A consent order is enforceable as if it were entered by the court after a contested hearing. A binding financial agreement can be enforced like any other contract, but parties need to start a legal action seeking remedies for the breach of that contract. It is generally easier to seek a remedy for the breach of a consent order than it is to seek a remedy for the breach of a financial agreement.
On the other hand, there is no such thing as a prenuptial consent order. If you want to make an agreement before you are married, you need to enter into a financial agreement.
In addition, if a court does not think your proposed consent order is fair or reasonable, it has the option not to enter the order. It is more likely to enforce a binding financial agreement even if it thinks the agreement is unfair, providing that the legal requirements to make the agreement binding have been satisfied. If you think the court might balk at enforcing your agreement, therefore, a binding financial agreement might be preferable to a consent order.
Australian law imposes a duty on married couples to support each other. That duty continues, as necessary, after divorce. Whether one party will need to make a financial payment to the other after a divorce depends upon the circumstances, including the income available to each party, their financial needs, and the nature and value of the property that each party possesses after the divorce.
Parties can make a financial agreement to pay no maintenance (or to pay only a nominal sum, such as a lump sum payment of $1.00). Even if the parties have made a binding financial agreement, however, a court might not allow a former spouse to avoid the duty of supporting the other former spouse if that spouse is receiving a means-tested public assistance benefit (such as Centrelink). Parties cannot use a contract to avoid their legal obligation to support an impoverished spouse after the divorce, if the law would otherwise impose that duty.
Unless a financial agreement specifies otherwise, the death of a party does not revoke the agreement. If financial payments that are part of a property settlement are still owing to one spouse when the other dies, the spouse who is entitled to those payments can make a claim against the estate of the deceased former spouse to collect those payments.
Even if a financial agreement specifies that all obligations will terminate at death, the termination might not be enforceable. Contract and probate law in each state or territory, as well as the nature of the obligation, will determine whether the other spouse will still be able to make a claim against the deceased spouse’s estate.
Parties to a financial agreement cannot ask a court for relief from their obligations merely because they later decide that they made a bad deal. There are, however, specific grounds under the Family Law Act that justify setting aside a financial agreement.

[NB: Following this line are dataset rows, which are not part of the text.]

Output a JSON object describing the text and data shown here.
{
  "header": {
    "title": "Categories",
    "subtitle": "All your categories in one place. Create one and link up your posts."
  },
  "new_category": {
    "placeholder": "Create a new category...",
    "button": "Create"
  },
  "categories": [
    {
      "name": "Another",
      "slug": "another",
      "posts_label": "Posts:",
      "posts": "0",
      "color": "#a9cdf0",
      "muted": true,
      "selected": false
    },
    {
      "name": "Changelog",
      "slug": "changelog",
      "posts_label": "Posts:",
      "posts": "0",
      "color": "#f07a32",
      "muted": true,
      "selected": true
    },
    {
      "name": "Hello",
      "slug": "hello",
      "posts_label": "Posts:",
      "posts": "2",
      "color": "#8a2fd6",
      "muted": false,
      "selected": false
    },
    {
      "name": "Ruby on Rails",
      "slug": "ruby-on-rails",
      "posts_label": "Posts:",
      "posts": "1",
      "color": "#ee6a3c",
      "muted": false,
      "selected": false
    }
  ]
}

They include:
To set aside a financial agreement, it is usually best to ask the court for relief prior to breaching the agreement. A lawyer can assist you in asking a court to set aside a financial agreement if grounds for doing so exist.
Parties can agree to terminate a financial agreement at any time by entering into a termination agreement. To be binding, a termination agreement must be signed by both parties after they each obtain independent legal advice about the effect of termination on their rights and obligations, as well as the benefits and detriments of terminating the agreement. The parties must also obtain certificates from their lawyers to establish that they received the required advice.
If parties want to make a new financial agreement, they can provide in the new agreement that the old financial agreement will terminate when the new one takes effect. The requirements for making a new financial agreement binding are the same as those that apply to the original agreement.